Мердок, немолодой бритолицый человек, спокойно ответил:
– Но выручил вас, сэр, копировальный станок, который выдумал наш дорогой Уатт.
– Обычный пресс, – заметил Болтон, – очень похожий на старую машину типографщиков. Я попрошу принести еще бутылку коньяка.
– Блажен увидевший новое в старом, – сказал Уатт. – Я пью за ваше здоровье, Мердок. Вы умеете видеть.
– Спасибо, сэр. Коньяк сейчас принесут, сэр.
Болтон продолжал:
– Но вы не правы, Уатт, когда говорите, что господин Сабакин ничего не увидел бы в станках, покрытых скатертями. Он увидал бы наши усилия, наши траты. Нам нужно пригнать поршень к цилиндру. Сперва мы удовольствовались, если между поршнем и цилиндром нельзя было просунуть монету. Я применил набивку из волос, пробки, но машина не доизобретена еще и сегодня. Пока ее нельзя делать просто и повторять, как пуговицы.
– Я больше всего, – сказал Уатт, – люблю покой. Я устал делать на станках то, что на них нельзя сделать. Я вижу трудности и нахожу новые решения, но они только новый труд. А если бы мне дали волю, я бы отдыхал. Мне кажется, если бы не рука Болтона, то я бы точил что-нибудь из кости или дерева или чинил бы часы. Мне надоело думать.
– Если надоела мысль, – сказал Болтон, наливая коньяк на дно бокала, – тогда, что ж, давайте выпьем за деньги Болтона. Господин Уатт без меня ушел бы прокладывать каналы. Может быть, и не он бы построил паровую машину. Господин Сабакин, родина там, где человеку хорошо. Директор Каронской компании уехал в Россию. Не хотите ли поступить ко мне и стать между мистером Мердоком и моим компаньоном Уаттом? Я знаю, вы изучаете математику.

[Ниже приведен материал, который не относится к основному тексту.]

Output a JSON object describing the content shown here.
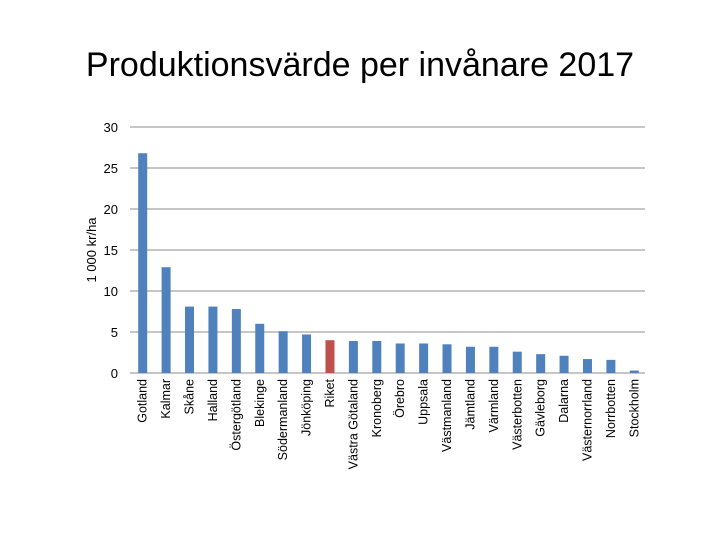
{
  "chart_data": {
    "type": "bar",
    "title": "Produktionsvärde per invånare 2017",
    "xlabel": "",
    "ylabel": "1 000 kr/ha",
    "ylim": [
      0,
      30
    ],
    "yticks": [
      0,
      5,
      10,
      15,
      20,
      25,
      30
    ],
    "grid": true,
    "colors": {
      "default": "#4f81bd",
      "highlight": "#c0504d"
    },
    "highlight": "Riket",
    "categories": [
      "Gotland",
      "Kalmar",
      "Skåne",
      "Halland",
      "Östergötland",
      "Blekinge",
      "Södermanland",
      "Jönköping",
      "Riket",
      "Västra Götaland",
      "Kronoberg",
      "Örebro",
      "Uppsala",
      "Västmanland",
      "Jämtland",
      "Värmland",
      "Västerbotten",
      "Gävleborg",
      "Dalarna",
      "Västernorrland",
      "Norrbotten",
      "Stockholm"
    ],
    "values": [
      26.8,
      12.9,
      8.1,
      8.1,
      7.8,
      6.0,
      5.1,
      4.7,
      4.0,
      3.9,
      3.9,
      3.6,
      3.6,
      3.5,
      3.2,
      3.2,
      2.6,
      2.3,
      2.1,
      1.7,
      1.6,
      0.3
    ]
  }
}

– За столом, – ответил Сабакин, – пьют вино, но не меняют отчизну.
– Вы можете потерять удачу за хороший ответ, потому что вы сказали «нет». Но чем же я могу быть вам полезен?

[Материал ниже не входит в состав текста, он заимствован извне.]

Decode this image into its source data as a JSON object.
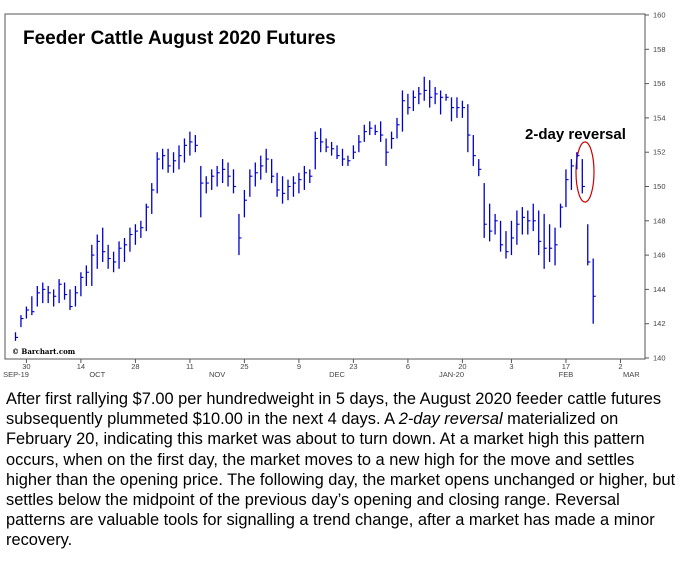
{
  "chart_data": {
    "type": "ohlc",
    "title": "Feeder Cattle August 2020 Futures",
    "annotation": "2-day reversal",
    "watermark": "© Barchart.com",
    "ylim": [
      140,
      160
    ],
    "y_ticks": [
      140,
      142,
      144,
      146,
      148,
      150,
      152,
      154,
      156,
      158,
      160
    ],
    "x_day_ticks": [
      {
        "label": "30",
        "index": 2
      },
      {
        "label": "14",
        "index": 12
      },
      {
        "label": "28",
        "index": 22
      },
      {
        "label": "11",
        "index": 32
      },
      {
        "label": "25",
        "index": 42
      },
      {
        "label": "9",
        "index": 52
      },
      {
        "label": "23",
        "index": 62
      },
      {
        "label": "6",
        "index": 72
      },
      {
        "label": "20",
        "index": 82
      },
      {
        "label": "3",
        "index": 91
      },
      {
        "label": "17",
        "index": 101
      },
      {
        "label": "2",
        "index": 111
      }
    ],
    "x_month_labels": [
      {
        "label": "SEP-19",
        "index": 0
      },
      {
        "label": "OCT",
        "index": 15
      },
      {
        "label": "NOV",
        "index": 37
      },
      {
        "label": "DEC",
        "index": 59
      },
      {
        "label": "JAN-20",
        "index": 80
      },
      {
        "label": "FEB",
        "index": 101
      },
      {
        "label": "MAR",
        "index": 113
      }
    ],
    "grid": false,
    "series_color": "#0000cc",
    "accent_color": "#cc0000",
    "bars": [
      {
        "h": 141.5,
        "l": 141.0,
        "c": 141.2
      },
      {
        "h": 142.5,
        "l": 141.8,
        "c": 142.3
      },
      {
        "h": 143.0,
        "l": 142.3,
        "c": 142.8
      },
      {
        "h": 143.6,
        "l": 142.5,
        "c": 142.7
      },
      {
        "h": 144.2,
        "l": 143.0,
        "c": 143.8
      },
      {
        "h": 144.4,
        "l": 143.2,
        "c": 144.0
      },
      {
        "h": 144.2,
        "l": 143.2,
        "c": 143.8
      },
      {
        "h": 144.0,
        "l": 143.0,
        "c": 143.6
      },
      {
        "h": 144.6,
        "l": 143.2,
        "c": 144.3
      },
      {
        "h": 144.4,
        "l": 143.4,
        "c": 143.7
      },
      {
        "h": 144.0,
        "l": 142.8,
        "c": 143.0
      },
      {
        "h": 144.2,
        "l": 143.0,
        "c": 143.8
      },
      {
        "h": 145.0,
        "l": 143.6,
        "c": 144.7
      },
      {
        "h": 145.4,
        "l": 144.2,
        "c": 145.0
      },
      {
        "h": 146.6,
        "l": 144.2,
        "c": 146.0
      },
      {
        "h": 147.2,
        "l": 145.2,
        "c": 146.8
      },
      {
        "h": 147.6,
        "l": 145.6,
        "c": 146.2
      },
      {
        "h": 146.6,
        "l": 145.2,
        "c": 145.8
      },
      {
        "h": 146.2,
        "l": 145.0,
        "c": 145.6
      },
      {
        "h": 146.8,
        "l": 145.2,
        "c": 146.4
      },
      {
        "h": 147.0,
        "l": 145.6,
        "c": 146.6
      },
      {
        "h": 147.6,
        "l": 146.2,
        "c": 147.2
      },
      {
        "h": 147.8,
        "l": 146.6,
        "c": 147.4
      },
      {
        "h": 148.0,
        "l": 147.0,
        "c": 147.6
      },
      {
        "h": 149.0,
        "l": 147.4,
        "c": 148.8
      },
      {
        "h": 150.2,
        "l": 148.4,
        "c": 149.8
      },
      {
        "h": 152.0,
        "l": 149.6,
        "c": 151.6
      },
      {
        "h": 152.2,
        "l": 151.0,
        "c": 151.8
      },
      {
        "h": 152.2,
        "l": 150.8,
        "c": 151.2
      },
      {
        "h": 152.0,
        "l": 150.8,
        "c": 151.5
      },
      {
        "h": 152.4,
        "l": 151.0,
        "c": 151.8
      },
      {
        "h": 152.8,
        "l": 151.4,
        "c": 152.4
      },
      {
        "h": 153.2,
        "l": 151.8,
        "c": 152.6
      },
      {
        "h": 153.0,
        "l": 152.0,
        "c": 152.4
      },
      {
        "h": 151.2,
        "l": 148.2,
        "c": 150.2
      },
      {
        "h": 150.6,
        "l": 149.6,
        "c": 150.2
      },
      {
        "h": 151.0,
        "l": 149.8,
        "c": 150.6
      },
      {
        "h": 151.2,
        "l": 150.0,
        "c": 150.8
      },
      {
        "h": 151.6,
        "l": 150.2,
        "c": 151.0
      },
      {
        "h": 151.4,
        "l": 150.0,
        "c": 150.6
      },
      {
        "h": 151.0,
        "l": 149.6,
        "c": 150.0
      },
      {
        "h": 148.4,
        "l": 146.0,
        "c": 147.0
      },
      {
        "h": 149.8,
        "l": 148.2,
        "c": 149.2
      },
      {
        "h": 151.0,
        "l": 149.4,
        "c": 150.6
      },
      {
        "h": 151.4,
        "l": 150.0,
        "c": 150.8
      },
      {
        "h": 151.8,
        "l": 150.4,
        "c": 151.2
      },
      {
        "h": 152.2,
        "l": 150.8,
        "c": 151.6
      },
      {
        "h": 151.6,
        "l": 150.2,
        "c": 150.6
      },
      {
        "h": 150.8,
        "l": 149.4,
        "c": 149.8
      },
      {
        "h": 150.6,
        "l": 149.0,
        "c": 149.6
      },
      {
        "h": 150.4,
        "l": 149.2,
        "c": 150.0
      },
      {
        "h": 150.6,
        "l": 149.4,
        "c": 150.2
      },
      {
        "h": 150.8,
        "l": 149.6,
        "c": 150.4
      },
      {
        "h": 151.2,
        "l": 149.8,
        "c": 150.8
      },
      {
        "h": 151.0,
        "l": 150.2,
        "c": 150.6
      },
      {
        "h": 153.2,
        "l": 151.0,
        "c": 152.8
      },
      {
        "h": 153.4,
        "l": 152.0,
        "c": 152.6
      },
      {
        "h": 152.8,
        "l": 152.0,
        "c": 152.3
      },
      {
        "h": 152.6,
        "l": 151.8,
        "c": 152.2
      },
      {
        "h": 152.4,
        "l": 151.6,
        "c": 151.8
      },
      {
        "h": 152.2,
        "l": 151.2,
        "c": 151.6
      },
      {
        "h": 151.8,
        "l": 151.2,
        "c": 151.5
      },
      {
        "h": 152.4,
        "l": 151.6,
        "c": 152.0
      },
      {
        "h": 153.0,
        "l": 152.0,
        "c": 152.6
      },
      {
        "h": 153.6,
        "l": 152.6,
        "c": 153.2
      },
      {
        "h": 153.8,
        "l": 153.0,
        "c": 153.4
      },
      {
        "h": 153.6,
        "l": 153.0,
        "c": 153.2
      },
      {
        "h": 153.8,
        "l": 152.6,
        "c": 153.0
      },
      {
        "h": 152.8,
        "l": 151.2,
        "c": 152.0
      },
      {
        "h": 153.2,
        "l": 152.2,
        "c": 152.8
      },
      {
        "h": 154.0,
        "l": 152.8,
        "c": 153.6
      },
      {
        "h": 155.6,
        "l": 153.2,
        "c": 155.0
      },
      {
        "h": 155.4,
        "l": 154.2,
        "c": 154.6
      },
      {
        "h": 155.6,
        "l": 154.4,
        "c": 155.2
      },
      {
        "h": 155.8,
        "l": 154.8,
        "c": 155.4
      },
      {
        "h": 156.4,
        "l": 155.0,
        "c": 155.6
      },
      {
        "h": 156.2,
        "l": 154.6,
        "c": 155.2
      },
      {
        "h": 155.8,
        "l": 154.8,
        "c": 155.4
      },
      {
        "h": 155.6,
        "l": 154.2,
        "c": 155.2
      },
      {
        "h": 155.4,
        "l": 155.0,
        "c": 155.2
      },
      {
        "h": 155.2,
        "l": 153.8,
        "c": 154.6
      },
      {
        "h": 155.2,
        "l": 154.0,
        "c": 154.6
      },
      {
        "h": 155.0,
        "l": 154.0,
        "c": 154.6
      },
      {
        "h": 154.8,
        "l": 152.0,
        "c": 153.0
      },
      {
        "h": 153.0,
        "l": 151.2,
        "c": 151.8
      },
      {
        "h": 151.6,
        "l": 150.6,
        "c": 151.0
      },
      {
        "h": 150.2,
        "l": 147.0,
        "c": 147.8
      },
      {
        "h": 149.0,
        "l": 146.8,
        "c": 147.4
      },
      {
        "h": 148.4,
        "l": 147.2,
        "c": 148.0
      },
      {
        "h": 148.0,
        "l": 146.2,
        "c": 146.6
      },
      {
        "h": 147.4,
        "l": 145.8,
        "c": 146.2
      },
      {
        "h": 148.0,
        "l": 146.0,
        "c": 147.0
      },
      {
        "h": 148.6,
        "l": 146.6,
        "c": 147.8
      },
      {
        "h": 148.8,
        "l": 147.2,
        "c": 148.2
      },
      {
        "h": 148.6,
        "l": 147.2,
        "c": 148.0
      },
      {
        "h": 149.0,
        "l": 147.4,
        "c": 148.0
      },
      {
        "h": 148.6,
        "l": 146.0,
        "c": 146.8
      },
      {
        "h": 148.4,
        "l": 145.2,
        "c": 146.4
      },
      {
        "h": 147.8,
        "l": 145.6,
        "c": 146.4
      },
      {
        "h": 147.6,
        "l": 145.4,
        "c": 146.6
      },
      {
        "h": 149.0,
        "l": 147.6,
        "c": 148.8
      },
      {
        "h": 151.0,
        "l": 148.8,
        "c": 150.4
      },
      {
        "h": 151.6,
        "l": 149.8,
        "c": 151.2
      },
      {
        "h": 152.0,
        "l": 151.0,
        "c": 151.8
      },
      {
        "h": 151.6,
        "l": 149.6,
        "c": 150.0
      },
      {
        "h": 147.8,
        "l": 145.4,
        "c": 145.6
      },
      {
        "h": 145.8,
        "l": 142.0,
        "c": 143.6
      }
    ]
  },
  "caption": {
    "p1": "After first rallying $7.00 per hundredweight in 5 days, the August 2020 feeder cattle futures subsequently plummeted $10.00 in the next 4 days. A ",
    "em": "2-day reversal",
    "p2": " materialized on February 20, indicating this market was about to turn down. At a market high this pattern occurs, when on the first day, the market moves to a new high for the move and settles higher than the opening price. The following day, the market opens unchanged or higher, but settles below the midpoint of the previous day’s opening and closing range. Reversal patterns are valuable tools for signalling a trend change, after a market has made a minor recovery."
  }
}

– Дайте мне письмо – я хочу посмотреть глубокие шахты. Хлеб растет на черноземе, а Англия выросла на земляном угле.
– Вы получите письмо. Я дам вам письмо на шахту старого Ребека. Но вернитесь когда-нибудь к нам: в день каждого полнолуния у нас праздник. Долго ли вы пробудете в Эдинбурге?
– Года два.
Глава пятнадцатая,
содержащая описание английского рудника конца XVII1 века.
Рудник, на который приехал Лев Сабакин, находился на берегу канала с темной, как будто ржавой, водой.